The scaled dot product self attention implementation is borrowed from Andrej Kapathy's makemore (https://github.com/karpathy/makemore). Also the decoder is an autoregressive character-level language model, just like in makemore. Now you see where the name 'seemore' came from :)
Everything is written from the ground up using pytorch. That includes the attention mechanism (both for the vision encoder and language decoder), patch creation for the vision transformer and everything else. Hope this is useful for anyone going through the repo and/ or the associated blog.
Publications heavily referenced for this implementation:
- Large Multimodal Models: Notes on CVPR 2023 Tutorial: https://arxiv.org/pdf/2306.14895.pdf
- Visual Instruction Tuning: https://arxiv.org/pdf/2304.08485.pdf
- Language Is Not All You Need: Aligning Perception with Language Models: https://arxiv.org/pdf/2302.14045.pdf
seemore.py is the entirety of the implementation in a single file of pytorch.
seemore_from_Scratch.ipynb walks through the intuition for the entire model architecture and how everything comes together. I recommend starting here.

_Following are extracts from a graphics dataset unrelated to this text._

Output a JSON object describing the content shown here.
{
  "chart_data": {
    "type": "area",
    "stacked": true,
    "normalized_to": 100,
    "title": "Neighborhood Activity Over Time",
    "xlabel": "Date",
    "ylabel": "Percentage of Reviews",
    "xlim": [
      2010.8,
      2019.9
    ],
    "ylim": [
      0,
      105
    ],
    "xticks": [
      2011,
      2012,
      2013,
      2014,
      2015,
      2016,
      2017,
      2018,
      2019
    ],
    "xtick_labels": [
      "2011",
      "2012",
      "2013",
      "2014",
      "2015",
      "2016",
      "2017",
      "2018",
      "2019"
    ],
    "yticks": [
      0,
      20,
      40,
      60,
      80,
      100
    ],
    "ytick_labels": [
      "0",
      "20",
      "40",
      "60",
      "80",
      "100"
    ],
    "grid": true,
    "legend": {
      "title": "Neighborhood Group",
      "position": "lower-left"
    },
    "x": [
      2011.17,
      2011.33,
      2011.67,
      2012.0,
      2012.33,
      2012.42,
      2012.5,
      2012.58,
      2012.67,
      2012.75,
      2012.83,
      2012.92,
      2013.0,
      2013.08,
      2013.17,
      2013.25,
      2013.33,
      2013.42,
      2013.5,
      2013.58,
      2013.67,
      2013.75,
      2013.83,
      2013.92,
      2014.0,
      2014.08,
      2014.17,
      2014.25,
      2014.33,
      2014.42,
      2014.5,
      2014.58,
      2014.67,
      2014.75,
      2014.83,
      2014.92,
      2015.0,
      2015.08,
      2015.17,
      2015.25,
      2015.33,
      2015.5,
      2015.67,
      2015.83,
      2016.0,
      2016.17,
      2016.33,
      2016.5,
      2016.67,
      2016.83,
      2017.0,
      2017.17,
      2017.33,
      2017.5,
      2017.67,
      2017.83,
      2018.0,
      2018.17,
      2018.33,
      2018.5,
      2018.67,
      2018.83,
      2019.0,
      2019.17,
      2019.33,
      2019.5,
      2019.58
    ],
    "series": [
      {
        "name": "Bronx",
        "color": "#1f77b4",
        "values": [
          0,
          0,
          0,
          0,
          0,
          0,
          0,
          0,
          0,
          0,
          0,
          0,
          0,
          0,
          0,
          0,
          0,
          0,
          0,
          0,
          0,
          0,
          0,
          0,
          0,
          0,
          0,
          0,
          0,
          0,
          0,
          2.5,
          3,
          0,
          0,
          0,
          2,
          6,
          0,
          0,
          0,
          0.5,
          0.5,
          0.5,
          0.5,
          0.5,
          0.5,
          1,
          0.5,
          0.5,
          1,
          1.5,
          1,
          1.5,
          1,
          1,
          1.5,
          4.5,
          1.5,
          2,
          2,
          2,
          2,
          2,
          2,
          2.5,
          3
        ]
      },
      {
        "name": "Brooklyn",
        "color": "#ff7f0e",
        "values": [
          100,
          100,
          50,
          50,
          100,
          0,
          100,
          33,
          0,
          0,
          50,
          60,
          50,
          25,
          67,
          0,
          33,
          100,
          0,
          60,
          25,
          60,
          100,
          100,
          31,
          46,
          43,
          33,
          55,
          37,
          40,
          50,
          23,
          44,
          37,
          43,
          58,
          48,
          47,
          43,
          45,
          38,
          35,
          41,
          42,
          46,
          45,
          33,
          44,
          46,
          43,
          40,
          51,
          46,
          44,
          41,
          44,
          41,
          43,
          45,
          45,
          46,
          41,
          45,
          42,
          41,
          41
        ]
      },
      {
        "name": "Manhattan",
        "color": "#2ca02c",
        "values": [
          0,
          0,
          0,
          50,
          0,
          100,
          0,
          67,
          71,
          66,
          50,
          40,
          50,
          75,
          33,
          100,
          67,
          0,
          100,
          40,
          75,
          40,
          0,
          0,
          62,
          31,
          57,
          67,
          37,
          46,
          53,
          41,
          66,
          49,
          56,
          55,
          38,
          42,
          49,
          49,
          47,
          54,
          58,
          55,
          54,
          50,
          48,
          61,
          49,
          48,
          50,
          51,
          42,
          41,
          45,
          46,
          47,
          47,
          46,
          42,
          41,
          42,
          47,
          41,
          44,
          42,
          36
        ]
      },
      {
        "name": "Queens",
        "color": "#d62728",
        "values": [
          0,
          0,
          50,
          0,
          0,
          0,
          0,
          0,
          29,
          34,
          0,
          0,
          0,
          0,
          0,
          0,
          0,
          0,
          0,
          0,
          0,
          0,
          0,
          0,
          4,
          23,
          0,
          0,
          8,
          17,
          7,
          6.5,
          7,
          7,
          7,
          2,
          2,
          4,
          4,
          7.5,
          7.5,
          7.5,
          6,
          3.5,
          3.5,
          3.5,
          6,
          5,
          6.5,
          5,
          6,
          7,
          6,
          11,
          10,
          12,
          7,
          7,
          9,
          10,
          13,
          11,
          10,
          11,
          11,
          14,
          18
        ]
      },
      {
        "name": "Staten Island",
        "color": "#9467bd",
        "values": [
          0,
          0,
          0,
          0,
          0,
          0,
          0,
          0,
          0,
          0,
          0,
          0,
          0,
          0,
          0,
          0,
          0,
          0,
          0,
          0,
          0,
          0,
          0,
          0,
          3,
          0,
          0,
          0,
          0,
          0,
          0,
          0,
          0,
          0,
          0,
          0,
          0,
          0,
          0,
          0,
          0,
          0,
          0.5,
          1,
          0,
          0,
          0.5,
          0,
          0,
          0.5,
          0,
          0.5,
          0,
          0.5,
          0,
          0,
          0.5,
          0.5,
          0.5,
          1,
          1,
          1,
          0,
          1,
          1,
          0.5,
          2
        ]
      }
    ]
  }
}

seemore_Concise.ipynb is the consolidated hackable implementation that I encourage you to hack, understand, improve and make your own
The input.txt with tinyshakespear and the base64 encoded string representations + corresponding descriptions are in the inputs.csv file in the images directory.
The modules subdirectory contains each of the components in their own .py file for convenience (should you choose to hack on pieces individually/ reuse for your own projects etc.)
The code was entirely developed on Databricks using a single A100 for compute. If you're running this on Databricks, you can scale this on an arbitrarily large GPU cluster with no issues, on the cloud provider of your choice.
I chose to use MLFlow (which comes pre-installed in Databricks. It's fully open source and you can pip install easily elsewhere) as I find it helpful to track and log all the metrics necessary. This is entirely optional but encouraged.
Please note that the implementation emphasizes readability and hackability vs. performance, so there are many ways in which you could improve this. Please try and let me know!
Hope you find this useful. Happy hacking!!